Le dosi di Glifosato somministrate ai ratti sarebbe stata molto superiore alla massima dose consentita per legge. Infine è emerso che questi studi sono stati finanziati da una fondazione già nota per altre battaglie dubbie, come ad esempio sulle cellule staminali.
Sul sito della “US National Library of Medicine” sono presenti più di 1.400 articoli che si occupano del glifosato e dei suoi effetti e nessuno studio ha individuato un collegamento tra il glifosato e il cancro negli uomini.
Secondo gli organizzatori del convegno di Pistoia, tenuto da Lega Ambiente e WWF, il Glifosato sarebbe invece una sostanza di grande pericolosità in grado di causare malattie del sistema endocrino.
L’agenzia statunitense EPA per l’ambiente ha ribadito l’assenza di rischio sul Glifosato, se utilizzato correttamente nelle dosi consigliate. Il Glifosato risulta dannoso per l’uomo solo se utilizzato a concentrazioni elevatissime, molto lontane da quelle del normale utilizzo in agricoltura. L’agenzia internazionale per la ricerca sul cancro IARC ha inserito questo prodotto nella classe 2, definendo come “probabile cancerogeno, in una scala in cui la classe 1 rappresenta le sostanze sicuramente cancerogene per gli esseri umani; la decisione è stata motivata dal fatto che non ci siano abbastanza prove per definirlo cancerogeno.
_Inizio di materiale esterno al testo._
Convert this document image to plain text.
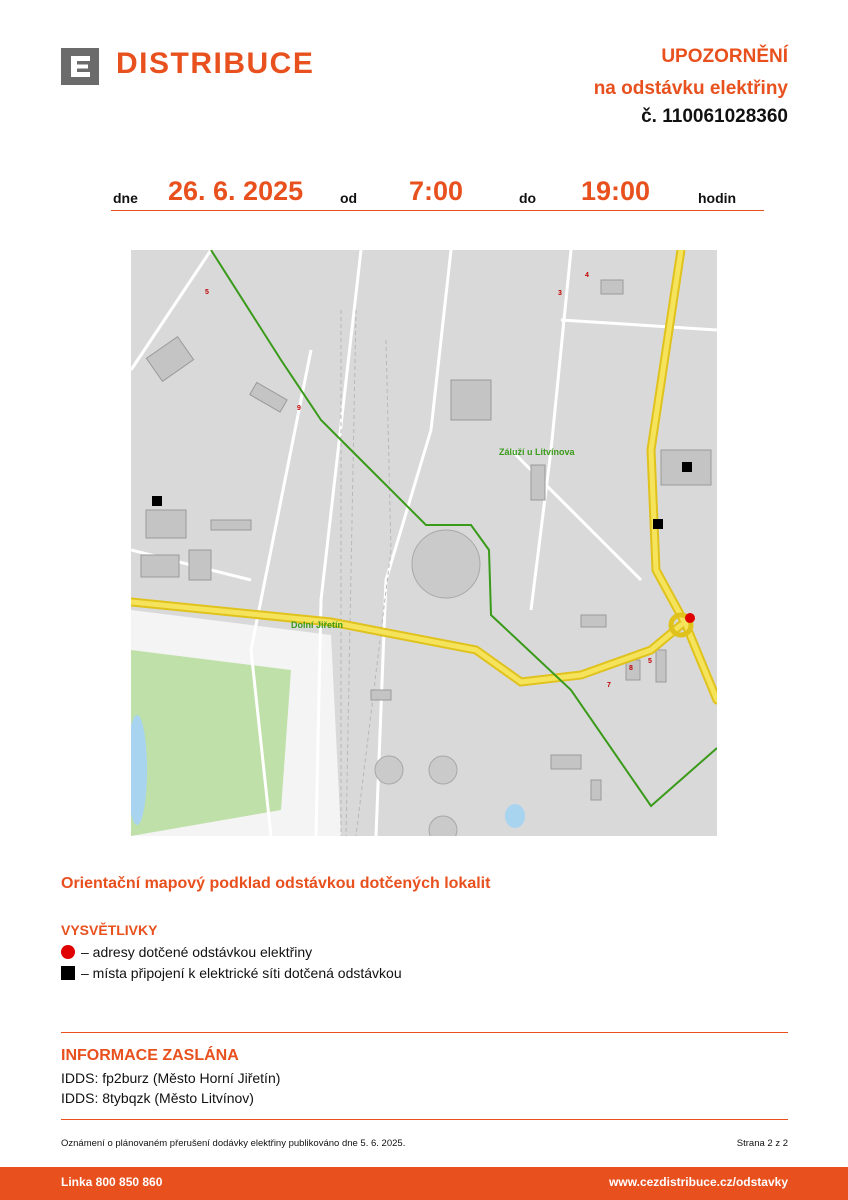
DISTRIBUCE	UPOZORNĚNÍ
na odstávku elektřiny
č. 110061028360
dne 26. 6. 2025	od 7:00	do 19:00	hodin
Záluží u Litvínova
Dolní Jiřetín
5
9
3
4
8
5
7
Orientační mapový podklad odstávkou dotčených lokalit
VYSVĚTLIVKY
– adresy dotčené odstávkou elektřiny
– místa připojení k elektrické síti dotčená odstávkou
INFORMACE ZASLÁNA
IDDS: fp2burz (Město Horní Jiřetín)
IDDS: 8tybqzk (Město Litvínov)
Oznámení o plánovaném přerušení dodávky elektřiny publikováno dne 5. 6. 2025.	Strana 2 z 2
Linka 800 850 860	www.cezdistribuce.cz/odstavky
In Italia attualmente il Glifosato in agricoltura non è vietato, tranne che in fase di pre-raccolta e trebbiatura; mentre è stato vietato l’utilizzo in parchi, giardini, aree ricreative di pubblico utilizzo.
Il servizio televisivo proposto recentemente dalla trasmissione “Le Iene” mi ha particolarmente colpito. Anche se questa trasmissione ha talvolta affrontato argomenti in modo superficiale, mi ha comunque fatto riflettere sui rischi che possono derivare da un errato utilizzo del prodotto. Il servizio era stato girato in Argentina, la nazione che utilizza più Glifosato al mondo. Per capire meglio quello di cui sto parlando basta dire che nel mondo sono utilizzati 2 miliardi di litri di Glifosato all’anno, che corrispondono a 0,3 litri all’anno per abitante della Terra; in Argentina la quota annuale per abitante corrisponde a 4,5 litri. In Argentina ci sono enormi distese di cereali sulle quali vengono distribuite grandi quantità di Glifosato, soprattutto con gli aerei, alzando nell’aria un pulviscolo che si sparge ovunque. I glifosati sono presenti ovunque, nell’aria, nell’acqua, sul suolo e anche negli alimenti. In Argentina, a dimostrazione della tossicità del prodotto, ci sono alte percentuali di tumori, malformazioni alla nascita e malattie inspiegabili; in alcune zone di parla addirittura di una persona su due che si ammala di cancro. Come è emerso dal servizio televisivo, gli agricoltori argentini non usano alcuna precauzione nell’utilizzo del Glifosato, probabilmente non si rendono conto della gravità di quello che sta succedendo; addirittura utilizzano i fusti vuoti del Glifosato per usi domestici.
Sicuramente la situazione rappresentata in Argentina non rispecchia la situazione nel nostro Paese dove l’uso del Glifosato avviene con più moderazione e consapevolezza e con l’utilizzo di adeguati mezzi di protezione. Sicuramente le fonti che lo classificano come cancerogeno non sono da sottovalutare, non metto in dubbio che questo prodotto sia nocivo per la salute ma se usato nelle giuste modalità e dosi, con adeguate precauzioni, secondo me gli effetti collaterali sono ridotti al minimo.